Развернув пропуск, Вадим Алексеевич увидел на нем разные потешные фигурки, оттиснутые детским типографским набором: пионер с горном, солдатик с ружьем, Чапаев на коне. Этими значками Травкину разрешался проезд к площадкам, где работали его подчиненные, и пребывание на них, только на них.
Потекли годы, разукрашивая новые пропуски Травкина новыми фигурками. На чапаевского коня нацелилась танкетка, к ней пристроилась стреляющая пушечка, а там уж хороводом потянулось потешное войско: матрос, махающий флажками, связист с катушкой провода, пограничник с овчаркой. Человечки теснились грозной техникой, пока наконец приказом начальника полигона вместо пропуска Травкину выдали особую книжицу. Вадиму Алексеевичу разрешили бывать на всех площадках полигона, на всех огневых позициях, ему дано было право заходить в подземные галереи и ангары и разъезжать по степи, пользуясь дорожными льготами.
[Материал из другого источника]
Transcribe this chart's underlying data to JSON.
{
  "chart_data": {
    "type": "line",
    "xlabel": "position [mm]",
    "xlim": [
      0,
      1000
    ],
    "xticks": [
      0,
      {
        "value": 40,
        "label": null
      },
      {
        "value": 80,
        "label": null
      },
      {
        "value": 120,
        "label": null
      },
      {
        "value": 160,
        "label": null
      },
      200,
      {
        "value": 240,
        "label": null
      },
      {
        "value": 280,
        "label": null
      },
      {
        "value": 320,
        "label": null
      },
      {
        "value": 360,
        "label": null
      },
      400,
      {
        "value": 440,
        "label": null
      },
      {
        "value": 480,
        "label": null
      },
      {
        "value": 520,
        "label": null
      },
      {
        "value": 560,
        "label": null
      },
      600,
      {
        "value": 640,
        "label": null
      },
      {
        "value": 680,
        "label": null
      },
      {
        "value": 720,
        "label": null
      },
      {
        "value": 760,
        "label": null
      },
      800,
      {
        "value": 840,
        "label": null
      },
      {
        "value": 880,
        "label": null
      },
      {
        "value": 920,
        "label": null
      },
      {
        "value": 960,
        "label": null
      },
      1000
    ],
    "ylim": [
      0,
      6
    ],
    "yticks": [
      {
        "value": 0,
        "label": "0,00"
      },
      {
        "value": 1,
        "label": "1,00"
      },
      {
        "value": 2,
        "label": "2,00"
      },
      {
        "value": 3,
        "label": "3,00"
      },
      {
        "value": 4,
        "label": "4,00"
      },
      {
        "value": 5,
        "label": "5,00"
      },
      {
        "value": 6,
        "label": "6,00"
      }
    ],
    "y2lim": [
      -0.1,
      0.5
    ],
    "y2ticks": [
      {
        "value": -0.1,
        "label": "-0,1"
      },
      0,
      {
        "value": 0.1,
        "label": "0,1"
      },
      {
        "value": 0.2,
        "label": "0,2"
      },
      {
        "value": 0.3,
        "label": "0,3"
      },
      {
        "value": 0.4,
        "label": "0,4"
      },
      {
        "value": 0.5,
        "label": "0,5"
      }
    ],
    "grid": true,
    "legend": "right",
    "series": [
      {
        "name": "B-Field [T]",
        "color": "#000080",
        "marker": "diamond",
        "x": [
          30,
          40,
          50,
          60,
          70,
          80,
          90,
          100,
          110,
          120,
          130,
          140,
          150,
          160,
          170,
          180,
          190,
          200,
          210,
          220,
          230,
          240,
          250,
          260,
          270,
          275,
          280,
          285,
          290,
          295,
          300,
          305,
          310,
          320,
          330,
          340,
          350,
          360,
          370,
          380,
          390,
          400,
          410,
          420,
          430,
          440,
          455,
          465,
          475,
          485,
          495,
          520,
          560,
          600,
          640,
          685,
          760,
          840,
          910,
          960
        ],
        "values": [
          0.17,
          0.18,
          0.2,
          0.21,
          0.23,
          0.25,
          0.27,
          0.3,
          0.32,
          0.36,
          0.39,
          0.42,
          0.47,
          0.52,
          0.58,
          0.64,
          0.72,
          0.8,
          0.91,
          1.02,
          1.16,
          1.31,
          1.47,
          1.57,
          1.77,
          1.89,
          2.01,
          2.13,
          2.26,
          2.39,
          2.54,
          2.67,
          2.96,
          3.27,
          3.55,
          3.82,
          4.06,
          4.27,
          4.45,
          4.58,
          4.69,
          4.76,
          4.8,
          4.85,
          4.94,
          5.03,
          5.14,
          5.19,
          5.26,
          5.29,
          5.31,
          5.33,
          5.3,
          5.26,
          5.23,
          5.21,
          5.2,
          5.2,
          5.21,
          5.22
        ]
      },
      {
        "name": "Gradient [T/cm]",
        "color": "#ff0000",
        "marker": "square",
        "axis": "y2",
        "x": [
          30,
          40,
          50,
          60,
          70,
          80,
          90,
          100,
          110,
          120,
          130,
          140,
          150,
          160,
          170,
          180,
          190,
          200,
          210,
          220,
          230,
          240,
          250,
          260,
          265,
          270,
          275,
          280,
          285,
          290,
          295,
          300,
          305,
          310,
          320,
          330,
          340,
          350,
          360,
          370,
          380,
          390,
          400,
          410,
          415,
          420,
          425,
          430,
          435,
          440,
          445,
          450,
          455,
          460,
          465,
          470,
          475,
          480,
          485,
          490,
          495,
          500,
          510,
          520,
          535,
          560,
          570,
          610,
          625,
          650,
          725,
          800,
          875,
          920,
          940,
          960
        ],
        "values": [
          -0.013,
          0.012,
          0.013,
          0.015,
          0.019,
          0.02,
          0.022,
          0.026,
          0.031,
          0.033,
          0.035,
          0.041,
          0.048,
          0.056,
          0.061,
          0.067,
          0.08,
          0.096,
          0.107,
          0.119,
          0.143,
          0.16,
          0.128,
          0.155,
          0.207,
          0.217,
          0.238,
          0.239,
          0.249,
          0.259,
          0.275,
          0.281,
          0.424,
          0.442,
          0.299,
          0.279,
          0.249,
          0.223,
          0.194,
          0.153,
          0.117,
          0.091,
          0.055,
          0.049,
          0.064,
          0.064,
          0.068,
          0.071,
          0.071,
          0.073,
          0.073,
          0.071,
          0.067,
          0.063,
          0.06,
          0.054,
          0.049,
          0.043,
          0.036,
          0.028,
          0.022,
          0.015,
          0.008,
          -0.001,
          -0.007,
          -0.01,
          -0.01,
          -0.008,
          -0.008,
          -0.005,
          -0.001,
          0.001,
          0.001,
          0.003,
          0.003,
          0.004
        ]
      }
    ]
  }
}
Михаил Михайлович Стренцов покинет полигон и станет служить около маршала Неделина, ракетного Главкома. Он переживет момент гибели маршала и свиты его в пламени и грохоте взорвавшейся ракеты. При встречах с сослуживцами и знакомыми Стренцов пускался в объяснения: «Ну, понимаешь, он сидел, а я стоял рядом, а потом пошел, отпросился в лазарет, с вечера ногой мучился, подвернул ее, хромал, оступился где-то...» С течением времени законы разговорного жанра усекли фразу до сдавленного проклятья: «Ну, оступился, ч-черт!..» Видимо, в куцые слова эти Стренцов вкладывал большой смысл, только ему понятный, потому что разительно изменился после взрыва. Уже не верткий чистюля, первый арап и прохиндей Вооруженных Сил, а вальяжный мужчина, отрастивший баки, отпустивший гриву до самых плеч, нанизавший на пальцы перстни и кольца. Себя стал называть так: экс-майор. Чем занимался — никто в точности не знал. Служить продолжал, но в форме его не видели. Написал книгу о кознях и происках и частенько жаловался: «Нет, наша цензура — не то что ваша...» Особо нравящимся ему людям совал визитную карточку с четырьмя телефонами. Любовно отращенный ноготь скользил по цифрам, Михаил Михайлович Стренцов давал пояснения: «Это — Ордынка, это — Горького, это — Лубянка, это — Гоголевский...» На словах сообщал и пятый, домашний. Ни по одному из указанных в визитке телефонов найти Стренцова не удавалось, но трубку домашнего поднимали сразу, и девчоночий голосочек звал: «Папа, тебя...»
2
В раздольной казахстанской степи Травкин и сотня инженеров его, рассованных по площадкам полигона, настраивали и сдавали военпредам радиолокационные станции обнаружения и наведения: «Амуры», «Камы», «Волги», «Доны» и прочие, ибо неисчислимы на Руси реки. Про себя, в думах своих, Травкин сравнивал станции с собаками, помогавшими охотнику находить и убивать зверя, и радиолокационные станции, одухотворенные собачьими повадками, вели себя порою странно. «Волга», к примеру, была неразвитым тупым щенком, одинаково реагирующим на любой объект в зоне видимости, одинаково громко и однообразно лающим на своего и чужого. Нервная и самолюбивая «Припять» не различала новых целей, зубами вцеплялась в наугад выбранную, и оттащить ее от случайной добычи было уже невозможно. Были станции-умницы, отлично разбиравшиеся в том, где настоящая утка, а где подсадная. Попадали на полигон и гениальные одиночки, но участь их складывалась горько, потомство они давать не могли, в серию не шли, потому что требовали особых приправ и нежного ухода, а промышленность не могла пока технологически обеспечивать того и другого. И калеки привозились в степь — плоды, зачатые в спешке каких-то дат, по пьяной лавочке дутых обещаний, несчастные детки, сработанные без любви, без страсти. Бывало, всучивали Травкину и выкидышей, упорно уверяя его, что медали, полученные родителями на выставках, гарантируют потомству долгую жизнь. Уродцев этих волочить бы на живодерню, но их везли и везли на полигон — в надежде, что, попав в собачью стаю, они научатся все-таки нюхать, смотреть и лаять, и случалось нередко, что ожидания оправдывались, чувства щенков развивались, обострялись, и уродец, торчком поставив уши-антенны, гавкал радостно, давая точные координаты цели, заливисто лаял, помогая наводить ракету. Но еще чаще случалось иное, непоправимое. Из собачьего роддома Травкину слали телеграммы, подписанные медалистами, но переубедить его было невозможно.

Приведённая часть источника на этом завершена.